No deja margen más que para un decurso lógico, previsible y formalmente correcto que se guía por un mecánico guión.
En ocasiones la historia de una película es más interesante que la propia película. La forma en que se mueven los hilos a espaldas del espectador, en que los productores ejercen de temibles tramoyistas condicionando, torpedeando e impregnando de estulticia el metraje para frustración de los autores, supone un espectáculo propio bajo el abrigo de la obsesión por interpretar qué puede o no gustar a la audiencia (y demostrando demasiadas veces cómo sus dotes de visionario son terriblemente torpes). En el extremo opuesto, aquellos autores con sobredosis de originalidad que se pasaron de delirantes y necesitaban ser encauzados, evidenciando que un buen equilibrio entre talento y el sentido común de un productor puede dar con la fórmula adecuada y que muchas de las quejas a las trabas a su creatividad son infundadas.
Luego están los casos que desafían toda lógica. La obra que pasa por encima de todo aquel que trata de moldearla y que sin embargo acaba siendo tan rotundamente excepcional que poco importa cuántos directores estuvieron en ella y cuántos fueron devorados por su vorágine. Pero Lo que el viento se llevó sólo haya una.
Todo esto viene a cuenta de la situación que rodea a La Invasión, la del director reemplazado de modo humillante cuando los productores se sienten traicionados por el resultado. Algo que por otro lado no es nuevo, lo vimos en El exorcista: el comienzo, donde entre giros de timón el barco se estrelló en la costa de las peores cintas del año, dando con una de las más vergonzosas, incoherentes y ridículas muestras de cine que debía haber llevado a alguno, a varios o directamente a todos sus responsables al purgatorio de los incompetentes redomados.
Es por ello que a pesar del sugerente trailer, de su reparto, de los nombres implicados en su realización y su sucesión, La Invasión planteaba demasiados interrogantes. Anunciaba batacazo de los grandes.

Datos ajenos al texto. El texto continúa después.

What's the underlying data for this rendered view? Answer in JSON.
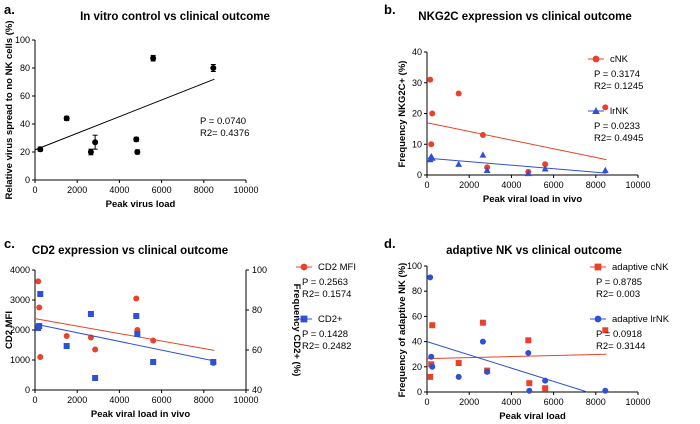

Y es por ello que pasando por encima de estos juicios, el resultado no es tan caótico ni deleznable como el antes mencionado. La propia historia de su producción permite interpretar en alguna escena el exceso de diálogos de la primera versión que causó estupor a los productores al ver la irrelevancia y lo forzado de alguno de sus discursos (al menos eso se le reprochaba a Oliver Hirschbiegel, al que poco respetaron su Óscar por El Hundimiento). También se aprecia cómo inserciones de aceleradas secuencias alterando el tiempo buscan inyectar ritmo a cualquier precio como parte de esa obsesión de rehacer su aspecto y que el público palomitero, auténtico bastión financiero del cine actual, no se duerma cuando se le agote el avituallamiento.
Recordando la adaptación clásica de la historia de La invasión de los Ladrones de cuerpos, esta construía con simplicidad y superficialidad precaria una sensación de desconfianza hacia el entorno, hacia nuestros propios vecinos y allegados y hacia lo que estos esconden, formando una emoción capaz de calarnos con facilidad. Toda la construcción ideológica que se desprendía de ella era una elaboración puramente interpretativa de la que Don Siegel era mero testigo decorativo: los críticos fueron más ideólogos que sus autores.
Aquí ese sustrato se mantiene en un acelerado planteamiento donde apenas cabe el espacio para ver la normalidad previa a la invasión. La infección avanza contrarreloj y no deja margen más que para un decurso lógico, previsible y formalmente correcto que se guía por un mecánico guión.
La reflexión en esta ocasión es plana y contundente a la hora de ser lanzada, sin ambages ni sutileza alguna, aparentando recoger el mensaje que algunos vieron en aquella versión en blanco y negro para hacerlo obvio: la victoria sobre el enemigo invasor es incierta para quienes crean que anulados como seres humanos podríamos vivir en un lugar mejor. Una visión aproximable a los radicalismos comunistas y su fijación por confundirse con la idea de igualdad extrema que sólo puede lograrse anulando aquello que destaca y nos individualiza, o, en la ideología opuesta, por el amansamiento riguroso de los totalitarismos fascistas. En ambos casos por el premio de una forma de vida que hace todo más fácil, más armonioso pero sobre todo, más muerto.
Quizá por simpatía hacia la ficción, por las bajas previsiones que imponía la historia tras la cámara a la que hacíamos referencia y que contrastan con su equilibrada corrección, o quizá por la carencia de abusos en la acción eludiendo excesos circenses, esta llega a resultar refrescante y es difícil juzgarla con la severidad e inquina con la que muchos se han lanzado a su cuello. Cuenta además con la más bella y talentosa de las actrices que por más que obcecada en la primera de esas dos cualidades para acabar siendo un ser irreal de tez cerea, un cuasi dibujo infográfico, aporta su presencia dramática que puede explotar con su simple contención y un par de miradas ya clásicas del cine.